Contributed by Robert M. Sargis, MD, PhD1; Robert L. Wollmann, MD, PhD2; and Peter Pytel, MD2
1University of Chicago, Department of Medicine, Section of Endocrinology; 2University of Chicago, Department of Pathology
CLINICAL HISTORY AND IMAGING STUDIES
A 59 year-old man with no significant past medical history presented to our neurosurgery clinic with progressive vision loss. He initially noted partial loss of vision in his right eye four years prior to being seen at our institution; this subsequently progressed to complete unilateral blindness over the following year and a half. During this time he had seen a physician at an outside hospital with an unclear work-up and no treatment. His visual loss was then stable for two and a half years until he noticed transient loss of vision in his left eye at which point he was referred to our institution. Magnetic resonance imaging of his brain revealed a 3.3 cm x 3.3 cm x 3.4 cm suprasellar mass (Figure A). Transcranial resection was recommended; however, the patient initially deferred treatment. Two months later he presented to our emergency department with further visual disturbances in his left eye including longer periods of blindness and episodes of color distortion. He was admitted to our neurosurgical service for surgical resection of the mass.
On physical exam the patient's blood pressure was 154/64 and his heart rate was in the high 40s, with an EKG showing sinus bradycardia. The patient denied symptoms of thyroid dysfunction, changes in his physical appearance, nipple discharge, and sexual dysfunction. He had no vision in his right eye and temporal hemianopsia on the left; his gaze was disconjugate with lateral deviation of his right eye. The rest of his neurological examination was within normal limits. Pertinent negatives included the absence of gynecomastia, galactorrhea, and Cushingoid or acromegalic features. His testes were of normal size and consistency, and he had a normal body hair distribution.

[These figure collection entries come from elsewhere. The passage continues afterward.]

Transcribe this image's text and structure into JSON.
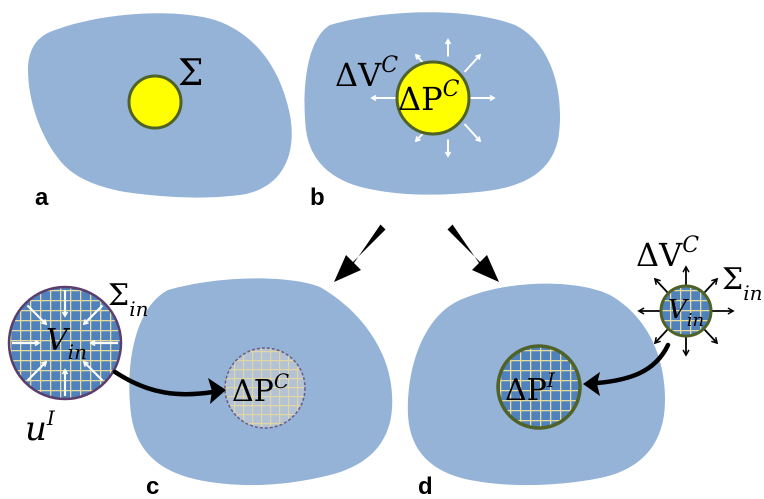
{
  "colors": {
    "body": "#95b3d7",
    "inclusion_yellow": "#ffff00",
    "inclusion_border": "#4f6228",
    "grid_blue": "#4f81bd",
    "grid_line": "#e8dc9c",
    "faded_grid_bg": "#b3c2d4",
    "dark_border": "#5a3e6e",
    "arrow_white": "#ffffff",
    "arrow_black": "#000000"
  },
  "panels": {
    "a": {
      "label": "a",
      "sigma": "Σ"
    },
    "b": {
      "label": "b",
      "delta_v": "ΔV",
      "delta_v_sup": "C",
      "delta_p": "ΔP",
      "delta_p_sup": "C"
    },
    "c": {
      "label": "c",
      "sigma": "Σ",
      "sigma_sub": "in",
      "v": "V",
      "v_sub": "in",
      "u": "u",
      "u_sup": "I",
      "delta_p": "ΔP",
      "delta_p_sup": "C"
    },
    "d": {
      "label": "d",
      "delta_v": "ΔV",
      "delta_v_sup": "C",
      "sigma": "Σ",
      "sigma_sub": "in",
      "v": "V",
      "v_sub": "in",
      "delta_p": "ΔP",
      "delta_p_sup": "I"
    }
  }
}
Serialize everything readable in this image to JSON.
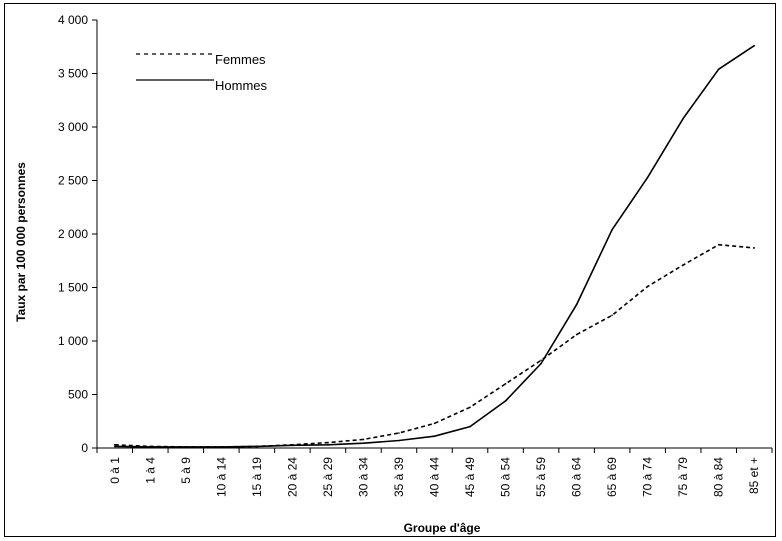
{
  "chart_data": {
    "type": "line",
    "title": "",
    "xlabel": "Groupe d'âge",
    "ylabel": "Taux par 100 000 personnes",
    "ylim": [
      0,
      4000
    ],
    "yticks": [
      0,
      500,
      1000,
      1500,
      2000,
      2500,
      3000,
      3500,
      4000
    ],
    "ytick_labels": [
      "0",
      "500",
      "1 000",
      "1 500",
      "2 000",
      "2 500",
      "3 000",
      "3 500",
      "4 000"
    ],
    "categories": [
      "0 à 1",
      "1 à 4",
      "5 à 9",
      "10 à 14",
      "15 à 19",
      "20 à 24",
      "25 à 29",
      "30 à 34",
      "35 à 39",
      "40 à 44",
      "45 à 49",
      "50 à 54",
      "55 à 59",
      "60 à 64",
      "65 à 69",
      "70 à 74",
      "75 à 79",
      "80 à 84",
      "85 et +"
    ],
    "grid": false,
    "legend_position": "top-left",
    "series": [
      {
        "name": "Femmes",
        "style": "dashed",
        "color": "#000000",
        "values": [
          30,
          15,
          10,
          10,
          15,
          30,
          50,
          80,
          140,
          230,
          380,
          600,
          820,
          1060,
          1240,
          1510,
          1710,
          1900,
          1870
        ]
      },
      {
        "name": "Hommes",
        "style": "solid",
        "color": "#000000",
        "values": [
          15,
          10,
          10,
          10,
          15,
          25,
          30,
          45,
          70,
          110,
          200,
          440,
          790,
          1340,
          2040,
          2530,
          3080,
          3540,
          3760
        ]
      }
    ]
  }
}
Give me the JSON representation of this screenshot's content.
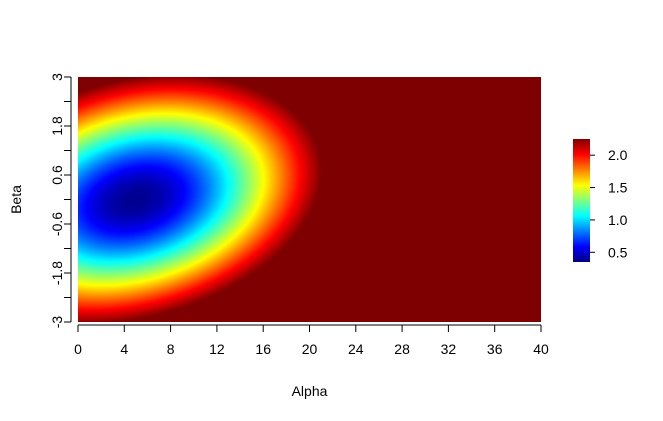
{
  "chart_data": {
    "type": "heatmap",
    "title": "",
    "xlabel": "Alpha",
    "ylabel": "Beta",
    "xlim": [
      0,
      40
    ],
    "ylim": [
      -3,
      3
    ],
    "x_ticks": [
      0,
      4,
      8,
      12,
      16,
      20,
      24,
      28,
      32,
      36,
      40
    ],
    "x_tick_labels": [
      "0",
      "4",
      "8",
      "12",
      "16",
      "20",
      "24",
      "28",
      "32",
      "36",
      "40"
    ],
    "y_ticks": [
      -3,
      -2.4,
      -1.8,
      -1.2,
      -0.6,
      0,
      0.6,
      1.2,
      1.8,
      2.4,
      3
    ],
    "y_tick_labels": [
      "-3",
      "-1.8",
      "-0.6",
      "0.6",
      "1.8",
      "3"
    ],
    "y_labeled_ticks": [
      -3,
      -1.8,
      -0.6,
      0.6,
      1.8,
      3
    ],
    "z_range": [
      0.35,
      2.25
    ],
    "colormap": [
      "#00007F",
      "#0000FF",
      "#007FFF",
      "#00FFFF",
      "#7FFF7F",
      "#FFFF00",
      "#FF7F00",
      "#FF0000",
      "#7F0000"
    ],
    "colorbar": {
      "ticks": [
        0.5,
        1.0,
        1.5,
        2.0
      ],
      "tick_labels": [
        "0.5",
        "1.0",
        "1.5",
        "2.0"
      ]
    },
    "grid": false,
    "legend": "colorbar right"
  }
}
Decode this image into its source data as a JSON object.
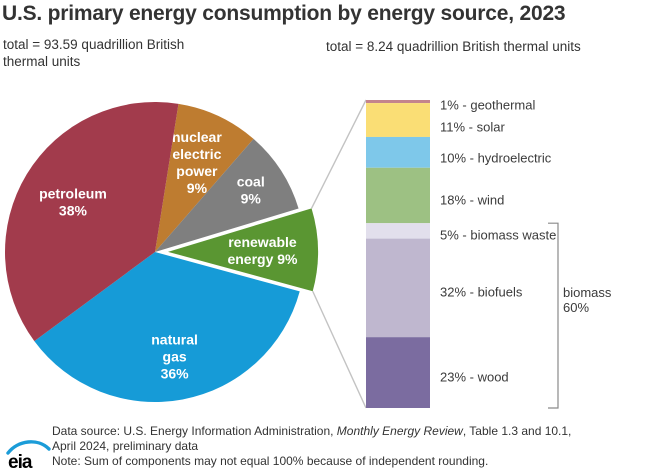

Endocrine evaluation revealed the results presented in Table 1. With the exception of the elevated follicle stimulating hormone (FSH), all of the patient's laboratory results were within normal limits. Dilution of the patient's prolactin sample was done to ensure that there was not false normalization with our sandwich enzyme-linked immunosorbent assay; the diluted samples were all within normal limits (results not shown).
The patient was treated initially with high-dose methylprednisolone with subsequent resolution of his left-sided visual disturbances. On admission day four, he underwent subtotal transcranial resection of the suprasellar mass. Post-operatively the patient's course was complicated by transient diabetes insipidus treated with several doses of desmopressin. Results of the endocrine evaluation four days after surgery are shown in Table 1. Therapy was initiated with levothyroxine, hydrocortisone, and testosterone; he was discharged 17 days after his resection.
The majority of the tumor showed typical pituitary adenoma morphology with vaguely nested sheets of monomorphic cells. These were found to exhibit immunoreactivity for synaptophysin, FSH, and luteinizing hormone (LH) as well as focal reactivity for thyroid stimulating hormone (TSH). The tumor cells were negative for adrenocorticotropic hormone (ACTH), growth hormone (GH), and prolactin. MIB-1 staining for the proliferative marker Ki-67 labeled less than 2% of cells.
Scattered throughout the adenoma were small nests of epithelial cells with squamoid differentiation that showed peripheral palisading of the nuclei and focal stellate reticular appearance (Figure B and C). These nests were immunoreactive for high molecular weight cytokeratin (HMWK, Figure D) and p63 (Figure E). Some of the basal cells within these nests showed proliferative activity as assessed by labeling with the MIB-1 antibody (Figure F).